I feel badly for the gaming industry because like radio it was once flying high and unlike radio its prosperity did not last many, many decades. The gaming industry is toast once Apple gets these tablets into consumers’ hands.

Newspapers should be counting the seconds until this device comes along because they have a second bite at the apple (small “a”) so to speak.

But, newspaper publishers can’t take crowded websites with inferior reporting and push them to consumer tablets. They’ve got to come up something worth paying for because I believe the tablet, utilizing the iTunes store, will make it possible for publishers to charge micropayments.

That’s why I say it is worth the effort to not only study the device but how consumers enjoy that device.

The TV industry is already in real trouble without the tablet.

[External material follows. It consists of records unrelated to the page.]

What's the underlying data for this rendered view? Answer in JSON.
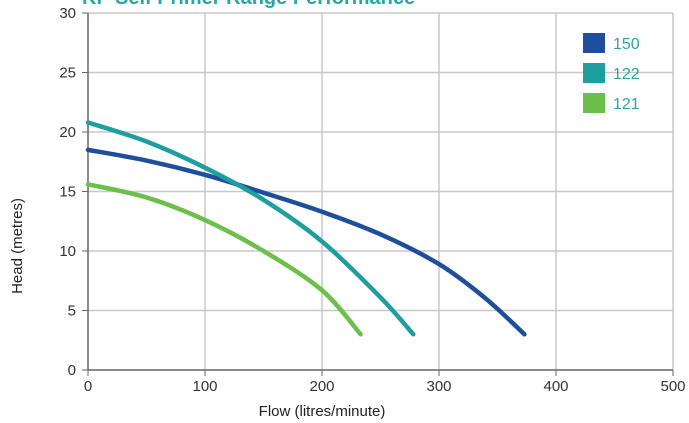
{
  "chart_data": {
    "type": "line",
    "title": "KP Self Primer Range Performance",
    "xlabel": "Flow (litres/minute)",
    "ylabel": "Head (metres)",
    "xlim": [
      0,
      500
    ],
    "ylim": [
      0,
      30
    ],
    "x_ticks": [
      "0",
      "100",
      "200",
      "300",
      "400",
      "500"
    ],
    "y_ticks": [
      "0",
      "5",
      "10",
      "15",
      "20",
      "25",
      "30"
    ],
    "grid": true,
    "legend_position": "top-right",
    "colors": {
      "title": "#2aa6a6",
      "grid": "#c8c8c8",
      "axis": "#666666",
      "legend_text": "#2aa6a6"
    },
    "series": [
      {
        "name": "150",
        "color": "#1f4e9c",
        "points": [
          [
            0,
            18.5
          ],
          [
            50,
            17.6
          ],
          [
            100,
            16.4
          ],
          [
            150,
            14.9
          ],
          [
            200,
            13.3
          ],
          [
            250,
            11.4
          ],
          [
            300,
            8.9
          ],
          [
            340,
            6.0
          ],
          [
            373,
            3.0
          ]
        ]
      },
      {
        "name": "122",
        "color": "#1e9e9e",
        "points": [
          [
            0,
            20.8
          ],
          [
            50,
            19.2
          ],
          [
            100,
            17.0
          ],
          [
            150,
            14.3
          ],
          [
            200,
            10.8
          ],
          [
            250,
            6.1
          ],
          [
            278,
            3.0
          ]
        ]
      },
      {
        "name": "121",
        "color": "#6bbf4a",
        "points": [
          [
            0,
            15.6
          ],
          [
            50,
            14.5
          ],
          [
            100,
            12.6
          ],
          [
            150,
            10.0
          ],
          [
            200,
            6.7
          ],
          [
            233,
            3.0
          ]
        ]
      }
    ]
  }
}
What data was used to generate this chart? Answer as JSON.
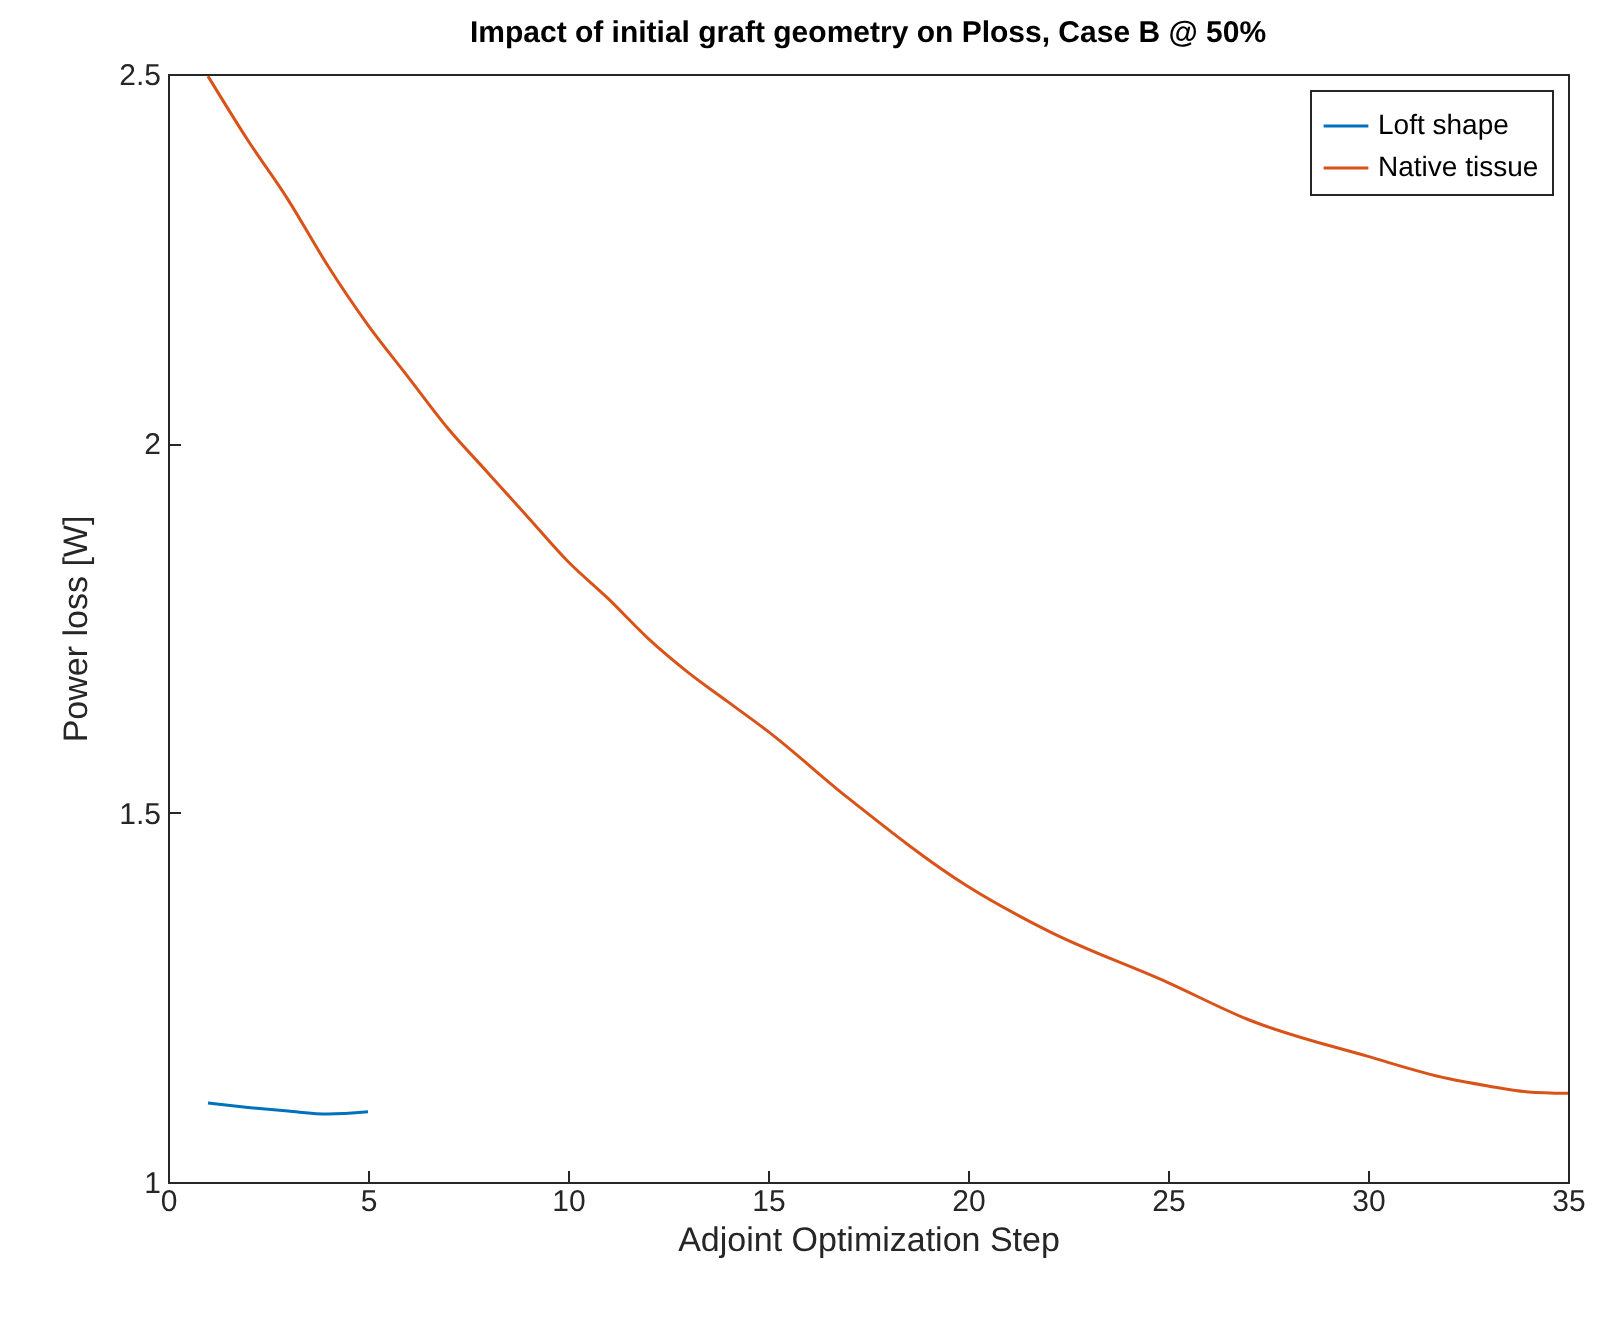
{
  "chart_data": {
    "type": "line",
    "title": "Impact of initial graft geometry on Ploss, Case B @ 50%",
    "xlabel": "Adjoint Optimization Step",
    "ylabel": "Power loss [W]",
    "series": [
      {
        "name": "Loft shape",
        "color": "#0072bd",
        "x": [
          1,
          2,
          3,
          4,
          5
        ],
        "values": [
          1.107,
          1.101,
          1.096,
          1.092,
          1.095
        ]
      },
      {
        "name": "Native tissue",
        "color": "#d95319",
        "x": [
          1,
          2,
          3,
          4,
          5,
          6,
          7,
          8,
          9,
          10,
          11,
          12,
          13,
          14,
          15,
          17,
          20,
          22,
          25,
          27,
          30,
          32,
          33,
          34,
          35
        ],
        "values": [
          2.497,
          2.41,
          2.33,
          2.24,
          2.16,
          2.09,
          2.02,
          1.96,
          1.9,
          1.84,
          1.79,
          1.736,
          1.69,
          1.65,
          1.61,
          1.52,
          1.4,
          1.34,
          1.27,
          1.22,
          1.17,
          1.14,
          1.13,
          1.122,
          1.12
        ]
      }
    ],
    "xlim": [
      0,
      35
    ],
    "ylim": [
      1,
      2.5
    ],
    "xticks": [
      0,
      5,
      10,
      15,
      20,
      25,
      30,
      35
    ],
    "yticks": [
      1,
      1.5,
      2,
      2.5
    ],
    "legend": "top right"
  }
}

While consumers like to watch video entertainment, the networks must compete with so many non-traditional sources that TV time is reduced almost as much as attention spans. TV networks and a whole new category of content producers could make what I call “Hulu television” – shorter programs, designed for mobile and with a new form of monetization.

Again, Jobs is likely to offer existing cable channels such as ESPN for a monthly subscription fee and because the tablet will be so cool and consumers trust Apple to be the aggregator of such content, the monthly fee concept will likely work where it has failed before.

The music industry shoots itself in the foot every year. Jobs is going to help them out (and help himself first and foremost). He will offer LaLa-type streaming music that consumers can also add on to their monthly bills. If the Apple platform gets big enough, it could generate nice profits for labels, artists, publishers and Apple.

The missing link to the Internet revolution has been the mobile Internet. Don’t get me wrong. It was always there. Now it will be cool, intuitive, interactive and portable.

Apple is going to do for the mobile Internet what it did for mobile devices (iPods) and phones (iPhone) – putting cool devices into the hands of consumers.

That brings me to radio.

Radio could do the same thing, but ...

The geniuses running radio into the ground these days have pissed away almost all of their original content. You see, these guys think it's cheaper to be everyone’s iPod. And the People Meter has turned out to be the radio industry’s bitch – that is, their excuse for dumping air talent in favor of constant cheap music programming.

In other words, critical mistakes were made to dilute local radio -- news, talk, music – and do repeater radio. So now that there is a device that consumers will likely buy (estimates are between 1-10 million the first year for the tablet), the elements radio listeners would like to have accessed on this thing are gone.

Let me be clear – I am not saying a traditional morning show will work five years from now on an Apple tablet, but traditional morning talent using new formatics, social networking, the connectivity of the mobile platform and new means of monetization will work and succeed if new entrepreneurs want to come along and get into that space.

Radio has shut itself out.

For everyone else, there’s my Media Solutions Lab tomorrow morning.

Radio may be deader than a doornail on the burgeoning mobile Internet but radio talent is alive and kicking. Mobile Internet is the future. The mobile Internet is radio people’s next career.